Over the years I have reviewed numerous papers that do not properly benchmark the various methods proposed. In my opinion if a paper has an empirical evaluation, then it must have appropriate benchmarks as well. Otherwise, one cannot claim that convincing empirical evidence is provided. The argument is simple: if the proposed method does not provide benefits over established benchmarks, what does it offer? Of course it is important to be careful not to focus just on forecasting accuracy, as there may be other benefits such as automation, robustness, computational efficiency, etc.
This is very relevant to practice as well. Often companies do not benchmark their forecasts and have little evidence if they their forecasts are fine, if they could improve, or how to improve. In my consultancy work this is often the first step that I take: benchmark the current process.
Of course, this is often easier said than done. One needs to have benchmarks implemented and these should not require far too much expertise to use. This is where all the work by various members of the community comes in handy! Currently there are multiple time series packages for R freely available. A lot of these are very easy to use.
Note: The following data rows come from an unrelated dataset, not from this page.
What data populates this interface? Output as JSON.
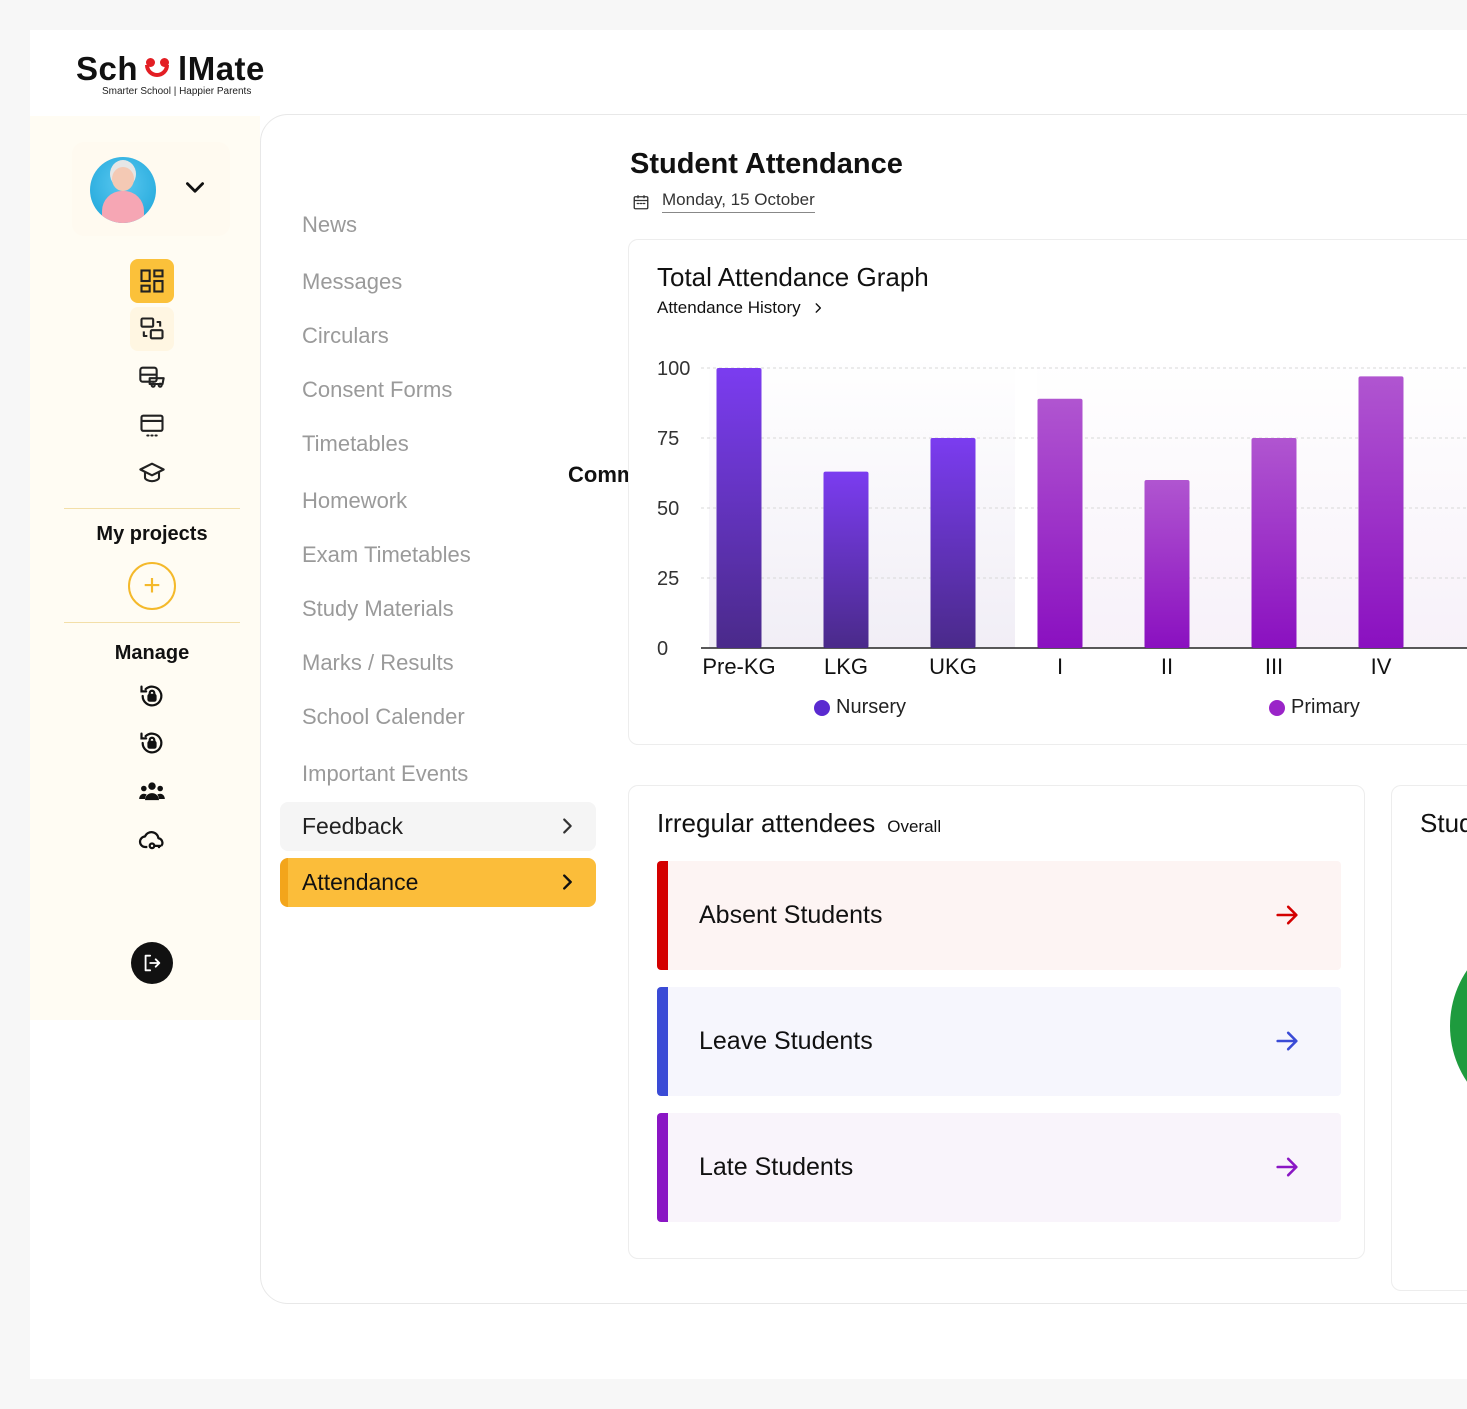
{
  "brand": {
    "name_left": "Sch",
    "name_right": "lMate",
    "tagline": "Smarter School | Happier Parents"
  },
  "rail": {
    "my_projects": "My projects",
    "manage": "Manage",
    "add_symbol": "+"
  },
  "menu": {
    "items": [
      "News",
      "Messages",
      "Circulars",
      "Consent Forms",
      "Timetables",
      "Homework",
      "Exam Timetables",
      "Study Materials",
      "Marks / Results",
      "School Calender",
      "Important Events"
    ],
    "feedback": "Feedback",
    "attendance": "Attendance",
    "comm_fragment": "Comm"
  },
  "page": {
    "title": "Student Attendance",
    "date": "Monday, 15 October"
  },
  "graph": {
    "title": "Total Attendance Graph",
    "link": "Attendance History"
  },
  "chart_data": {
    "type": "bar",
    "categories": [
      "Pre-KG",
      "LKG",
      "UKG",
      "I",
      "II",
      "III",
      "IV"
    ],
    "series": [
      {
        "name": "Nursery",
        "values": [
          100,
          63,
          75,
          null,
          null,
          null,
          null
        ],
        "color": "#6a2cd6"
      },
      {
        "name": "Primary",
        "values": [
          null,
          null,
          null,
          89,
          60,
          75,
          97
        ],
        "color": "#9a24c8"
      }
    ],
    "yticks": [
      0,
      25,
      50,
      75,
      100
    ],
    "ylim": [
      0,
      100
    ],
    "grid": true,
    "legend": "bottom"
  },
  "irregular": {
    "title": "Irregular attendees",
    "qualifier": "Overall",
    "rows": [
      {
        "label": "Absent Students",
        "accent": "#d40000",
        "bg": "#fdf4f3"
      },
      {
        "label": "Leave Students",
        "accent": "#3a4bd6",
        "bg": "#f6f6fd"
      },
      {
        "label": "Late Students",
        "accent": "#8a16c4",
        "bg": "#f9f4fb"
      }
    ]
  },
  "stud_card": {
    "title_fragment": "Stud"
  }
}
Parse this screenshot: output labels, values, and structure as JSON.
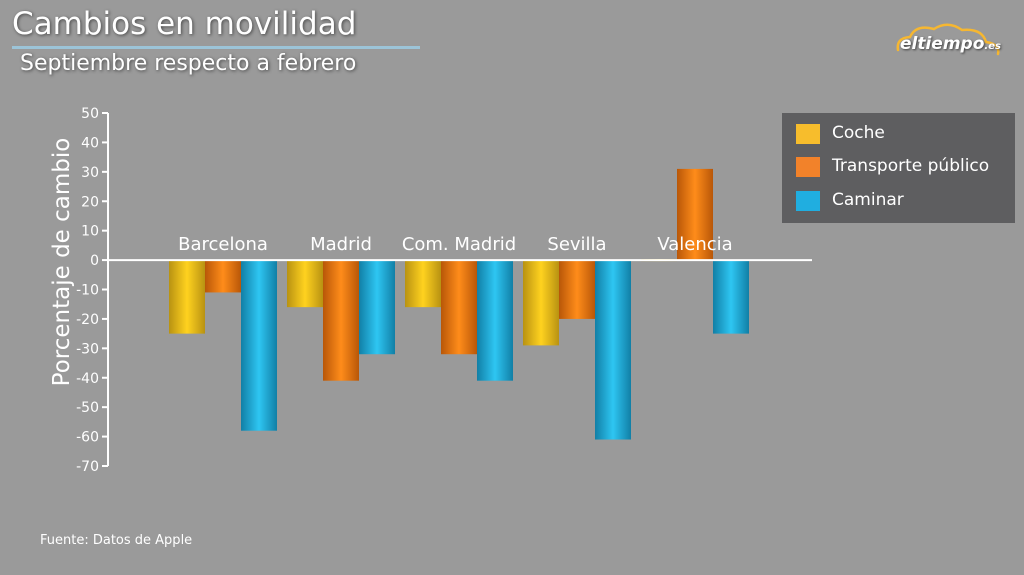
{
  "header": {
    "title": "Cambios en movilidad",
    "subtitle": "Septiembre respecto a febrero"
  },
  "logo": {
    "text": "eltiempo",
    "suffix": ".es"
  },
  "source": "Fuente: Datos de Apple",
  "colors": {
    "background": "#9a9a9a",
    "coche": "#f2b700",
    "transporte": "#f07b14",
    "caminar": "#1aa9d8",
    "legend_bg": "#5e5e60"
  },
  "chart_data": {
    "type": "bar",
    "title": "Cambios en movilidad",
    "subtitle": "Septiembre respecto a febrero",
    "ylabel": "Porcentaje de cambio",
    "xlabel": "",
    "ylim": [
      -70,
      50
    ],
    "yticks": [
      50,
      40,
      30,
      20,
      10,
      0,
      -10,
      -20,
      -30,
      -40,
      -50,
      -60,
      -70
    ],
    "categories": [
      "Barcelona",
      "Madrid",
      "Com. Madrid",
      "Sevilla",
      "Valencia"
    ],
    "series": [
      {
        "name": "Coche",
        "color": "#f2b700",
        "values": [
          -25,
          -16,
          -16,
          -29,
          0
        ]
      },
      {
        "name": "Transporte público",
        "color": "#f07b14",
        "values": [
          -11,
          -41,
          -32,
          -20,
          31
        ]
      },
      {
        "name": "Caminar",
        "color": "#1aa9d8",
        "values": [
          -58,
          -32,
          -41,
          -61,
          -25
        ]
      }
    ],
    "legend": "top-right",
    "grid": false
  }
}
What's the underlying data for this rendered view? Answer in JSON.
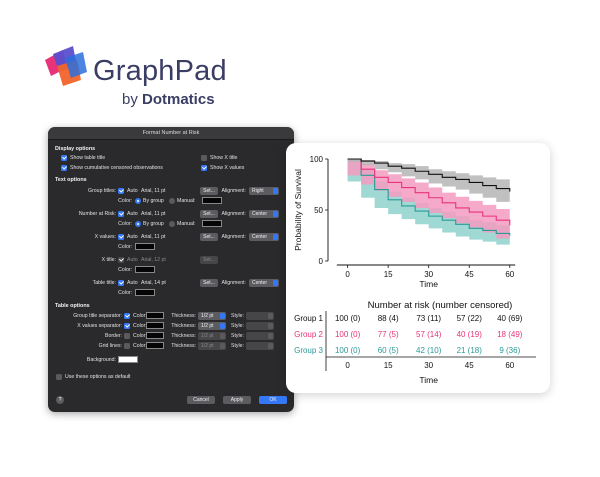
{
  "logo": {
    "name": "GraphPad",
    "by": "by",
    "company": "Dotmatics"
  },
  "dialog": {
    "title": "Format Number at Risk",
    "display_options": {
      "heading": "Display options",
      "show_table_title": "Show table title",
      "show_cumulative": "Show cumulative censored observations",
      "show_x_title": "Show X title",
      "show_x_values": "Show X values"
    },
    "text_options": {
      "heading": "Text options",
      "rows": [
        {
          "label": "Group titles:",
          "auto": "Auto",
          "font": "Arial, 11 pt",
          "set": "Set...",
          "align_label": "Alignment:",
          "align": "Right",
          "color_label": "Color:",
          "by_group": "By group",
          "manual": "Manual:"
        },
        {
          "label": "Number at Risk:",
          "auto": "Auto",
          "font": "Arial, 11 pt",
          "set": "Set...",
          "align_label": "Alignment:",
          "align": "Center",
          "color_label": "Color:",
          "by_group": "By group",
          "manual": "Manual:"
        },
        {
          "label": "X values:",
          "auto": "Auto",
          "font": "Arial, 11 pt",
          "set": "Set...",
          "align_label": "Alignment:",
          "align": "Center",
          "color_label": "Color:"
        },
        {
          "label": "X title:",
          "auto": "Auto",
          "font": "Arial, 12 pt",
          "set": "Set...",
          "color_label": "Color:"
        },
        {
          "label": "Table title:",
          "auto": "Auto",
          "font": "Arial, 14 pt",
          "set": "Set...",
          "align_label": "Alignment:",
          "align": "Center",
          "color_label": "Color:"
        }
      ]
    },
    "table_options": {
      "heading": "Table options",
      "rows": [
        {
          "label": "Group title separator:",
          "color_label": "Color:",
          "thickness_label": "Thickness:",
          "thickness": "1/2 pt",
          "style_label": "Style:"
        },
        {
          "label": "X values separator:",
          "color_label": "Color:",
          "thickness_label": "Thickness:",
          "thickness": "1/2 pt",
          "style_label": "Style:"
        },
        {
          "label": "Border:",
          "color_label": "Color:",
          "thickness_label": "Thickness:",
          "thickness": "1/2 pt",
          "style_label": "Style:"
        },
        {
          "label": "Grid lines:",
          "color_label": "Color:",
          "thickness_label": "Thickness:",
          "thickness": "1/2 pt",
          "style_label": "Style:"
        }
      ],
      "background_label": "Background:"
    },
    "use_default": "Use these options as default",
    "help": "?",
    "cancel": "Cancel",
    "apply": "Apply",
    "ok": "OK"
  },
  "chart_data": {
    "type": "line",
    "title": "",
    "xlabel": "Time",
    "ylabel": "Probability of Survival",
    "xlim": [
      -8,
      66
    ],
    "ylim": [
      0,
      100
    ],
    "x_ticks": [
      0,
      15,
      30,
      45,
      60
    ],
    "y_ticks": [
      0,
      50,
      100
    ],
    "colors": {
      "g1": "#111111",
      "g2": "#e8337a",
      "g3": "#2a9a97",
      "g1_band": "#b5b5b5",
      "g2_band": "#f39bc0",
      "g3_band": "#8fd1cd"
    },
    "series": [
      {
        "name": "Group 1",
        "color": "#111111",
        "x": [
          0,
          5,
          10,
          15,
          20,
          25,
          30,
          35,
          40,
          45,
          50,
          55,
          60
        ],
        "y": [
          100,
          98,
          96,
          93,
          91,
          88,
          85,
          82,
          80,
          77,
          74,
          71,
          68
        ],
        "lower": [
          100,
          97,
          94,
          90,
          87,
          83,
          80,
          76,
          73,
          70,
          66,
          62,
          58
        ],
        "upper": [
          100,
          99,
          98,
          96,
          95,
          93,
          90,
          88,
          86,
          84,
          82,
          80,
          78
        ]
      },
      {
        "name": "Group 2",
        "color": "#e8337a",
        "x": [
          0,
          5,
          10,
          15,
          20,
          25,
          30,
          35,
          40,
          45,
          50,
          55,
          60
        ],
        "y": [
          100,
          90,
          82,
          77,
          72,
          67,
          62,
          57,
          52,
          48,
          44,
          40,
          35
        ],
        "lower": [
          100,
          84,
          75,
          69,
          63,
          58,
          52,
          47,
          42,
          37,
          33,
          28,
          22
        ],
        "upper": [
          100,
          95,
          89,
          85,
          81,
          77,
          72,
          67,
          63,
          59,
          55,
          51,
          47
        ]
      },
      {
        "name": "Group 3",
        "color": "#2a9a97",
        "x": [
          0,
          5,
          10,
          15,
          20,
          25,
          30,
          35,
          40,
          45,
          50,
          55,
          60
        ],
        "y": [
          100,
          84,
          70,
          60,
          54,
          49,
          44,
          40,
          36,
          32,
          30,
          27,
          25
        ],
        "lower": [
          100,
          78,
          62,
          52,
          46,
          41,
          36,
          32,
          28,
          24,
          21,
          19,
          16
        ],
        "upper": [
          100,
          90,
          78,
          68,
          62,
          57,
          52,
          48,
          44,
          40,
          38,
          35,
          33
        ]
      }
    ],
    "risk_table": {
      "title": "Number at risk (number censored)",
      "x_values": [
        "0",
        "15",
        "30",
        "45",
        "60"
      ],
      "x_title": "Time",
      "rows": [
        {
          "group": "Group 1",
          "color": "#111111",
          "values": [
            "100 (0)",
            "88 (4)",
            "73 (11)",
            "57 (22)",
            "40 (69)"
          ]
        },
        {
          "group": "Group 2",
          "color": "#e8337a",
          "values": [
            "100 (0)",
            "77 (5)",
            "57 (14)",
            "40 (19)",
            "18 (49)"
          ]
        },
        {
          "group": "Group 3",
          "color": "#2a9a97",
          "values": [
            "100 (0)",
            "60 (5)",
            "42 (10)",
            "21 (18)",
            "9 (36)"
          ]
        }
      ]
    }
  }
}
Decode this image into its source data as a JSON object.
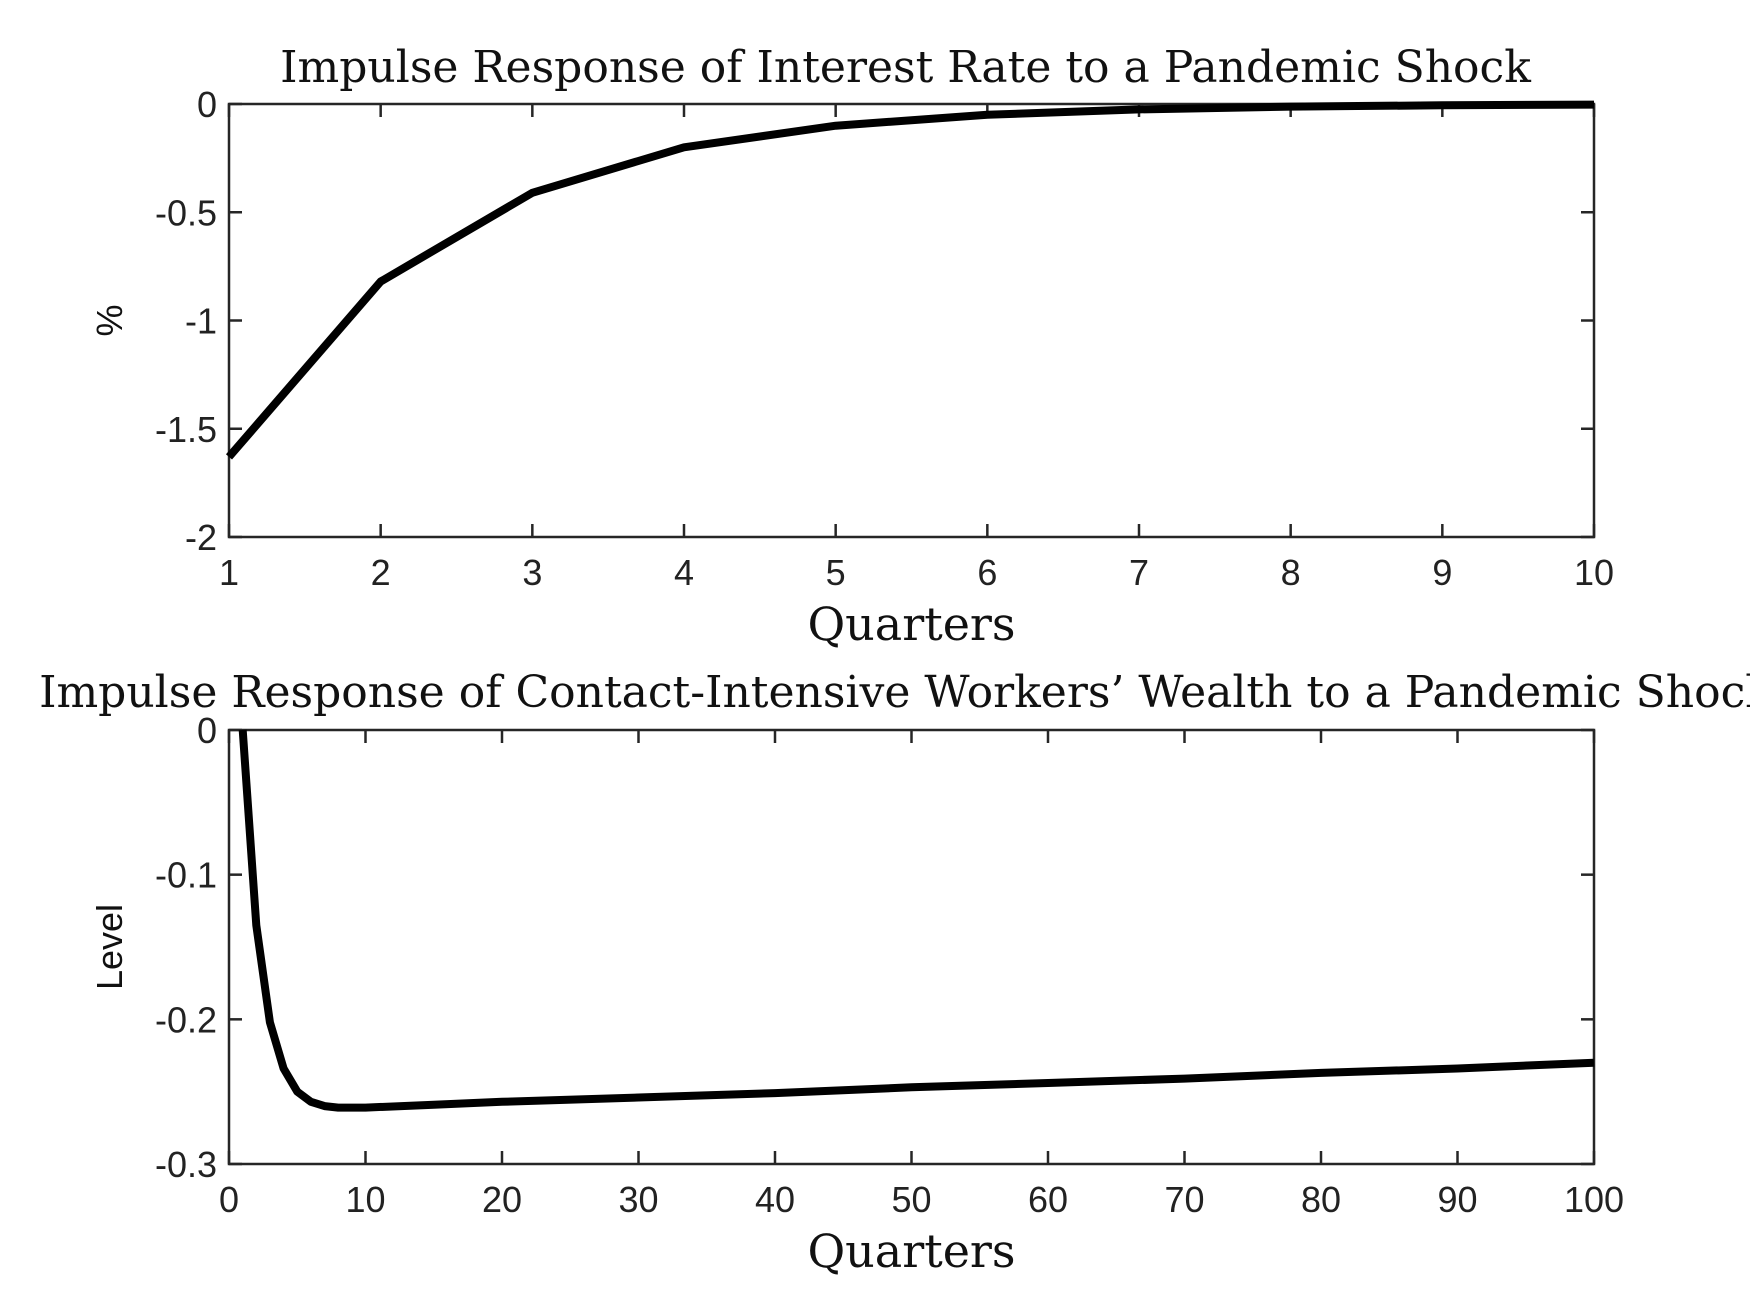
{
  "chart_data": [
    {
      "type": "line",
      "title": "Impulse Response of Interest Rate to a Pandemic Shock",
      "xlabel": "Quarters",
      "ylabel": "%",
      "xlim": [
        1,
        10
      ],
      "ylim": [
        -2,
        0
      ],
      "xticks": [
        1,
        2,
        3,
        4,
        5,
        6,
        7,
        8,
        9,
        10
      ],
      "xtick_labels": [
        "1",
        "2",
        "3",
        "4",
        "5",
        "6",
        "7",
        "8",
        "9",
        "10"
      ],
      "yticks": [
        -2,
        -1.5,
        -1,
        -0.5,
        0
      ],
      "ytick_labels": [
        "-2",
        "-1.5",
        "-1",
        "-0.5",
        "0"
      ],
      "grid": false,
      "series": [
        {
          "color": "#000000",
          "x": [
            1,
            2,
            3,
            4,
            5,
            6,
            7,
            8,
            9,
            10
          ],
          "y": [
            -1.63,
            -0.82,
            -0.41,
            -0.2,
            -0.1,
            -0.05,
            -0.025,
            -0.012,
            -0.006,
            -0.003
          ]
        }
      ]
    },
    {
      "type": "line",
      "title": "Impulse Response of Contact-Intensive Workers’ Wealth to a Pandemic Shock",
      "xlabel": "Quarters",
      "ylabel": "Level",
      "xlim": [
        0,
        100
      ],
      "ylim": [
        -0.3,
        0
      ],
      "xticks": [
        0,
        10,
        20,
        30,
        40,
        50,
        60,
        70,
        80,
        90,
        100
      ],
      "xtick_labels": [
        "0",
        "10",
        "20",
        "30",
        "40",
        "50",
        "60",
        "70",
        "80",
        "90",
        "100"
      ],
      "yticks": [
        -0.3,
        -0.2,
        -0.1,
        0
      ],
      "ytick_labels": [
        "-0.3",
        "-0.2",
        "-0.1",
        "0"
      ],
      "grid": false,
      "series": [
        {
          "color": "#000000",
          "x": [
            1,
            2,
            3,
            4,
            5,
            6,
            7,
            8,
            9,
            10,
            15,
            20,
            30,
            40,
            50,
            60,
            70,
            80,
            90,
            100
          ],
          "y": [
            0,
            -0.135,
            -0.202,
            -0.234,
            -0.25,
            -0.257,
            -0.26,
            -0.261,
            -0.261,
            -0.261,
            -0.259,
            -0.257,
            -0.254,
            -0.251,
            -0.247,
            -0.244,
            -0.241,
            -0.237,
            -0.234,
            -0.23
          ]
        }
      ]
    }
  ]
}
Let us assume that we have a time series we want to forecast and that we have developed a new method. This is how easy it is to produce some benchmark forecasts:
> # Load the necessary libraries > library(forecast) > library(MAPA) > library(tsintermittent) > > # In-sample data: 'y.trn' > # Out-of sample: 'y.tst' > # Forecasts from our new brilliant method are stored in 'mymethod' > > # Start timer - Just to see how long this takes > tm <- proc.time() > > # Let's produce some benchmarks > frc <- array(NA,c(7,24)) # 7 benchmarks, forecast horizon 24 > > fit.ets <- ets(y.trn) > fit.arima <- auto.arima(y.trn) > fit.mapa <- mapaest(y.trn,paral=1,outplot=FALSE) > frc[1,] <- rep(y.trn[n-24],24) > frc[2,] <- forecast(fit.ets,h=24)$mean > frc[3,] <- forecast(fit.arima,h=24)$mean > frc[4,] <- mapafor(y.trn,fit.mapa,fh=24,ifh=0,outplot=FALSE)$outfor > frc[5,] <- crost(y.trn,h=24)$frc.out > frc[6,] <- crost(y.trn,h=24,type="sba")$frc.out > frc[7,] <- tsb(y.trn,h=24)$frc.out > rownames(frc) <- c("Naive","ETS","ARIMA","MAPA","Croston","SBA","TSB") > > # Calculate accuracy > PE <- (matrix(rep(y.tst,8),nrow=8,byrow=TRUE) - + rbind(mymethod,frc))/matrix(rep(y.tst,8),nrow=8,byrow=TRUE) > MAPE <- rowMeans(abs(PE))*100 > > # Stop timer > tm <- proc.time() - tm
So what we have here is forecasts from ‘mymethod’ and some benchmarks:
- Naive: hopefully our method predicts better than the random walk.
- ETS: state space exponential smoothing from the ‘forecast’ package.
- MAPA: multiple aggregation prediction algorithm using ets from the ‘MAPA’ package.
- Croston’s method: this is supposed to be used to intermittent data, but I just wanted to demonstrate how easy is to use this as a benchmark. This is from the ‘tsintermittent’ package.
- SBA: this a variant of Croston’s method from the ‘tsintermittent’ package.
- TSB: another intermittent demand method from the ‘tsintermittent’ package.
Of course not all benchmarks are appropriate, but I wanted to demonstrate how easy is to use them. Accuracy is assessed using Mean Absolute Percentage Error (MAPE), for t+1 up to t+24 forecasts.
> print(round(MAPE,2)) mymethod Naive ETS ARIMA MAPA Croston SBA TSB 5.76 7.37 6.00 7.34 5.59 5.76 7.07 7.26 > print(tm) user system elapsed 4.24 0.00 4.86
Apparently mymethod is pretty good, but in terms of accuracy MAPA seems to be doing better. Perhaps it is interesting to see that Croston’s method is not that bad, which makes sense considering that for non-intermittent data it is equivalent to exponential smoothing.
The whole benchmarking took very little coding and only 4.86 seconds to run. This could be sped up using parallel processing that both ‘forecast’ and ‘MAPA’ packages support. Of course we would prefer to have used rolling origin evaluation (cross-validation), and this could be implemented easily with a loop.
Here is the series and the various forecasts:
> cmp = rainbow(8, start = 0/6, end = 4/6) > ts.plot(y.trn,y.tst,ts(t(rbind(mymethod,frc)),frequency=12,end=end(y.tst)), + col=c("black","black",cmp)) > legend("bottomleft",c("MyMethod",rownames(frc)),col=cmp,lty=1,ncol=2)
To conclude: benchmark your forecasts, it is easy and necessary!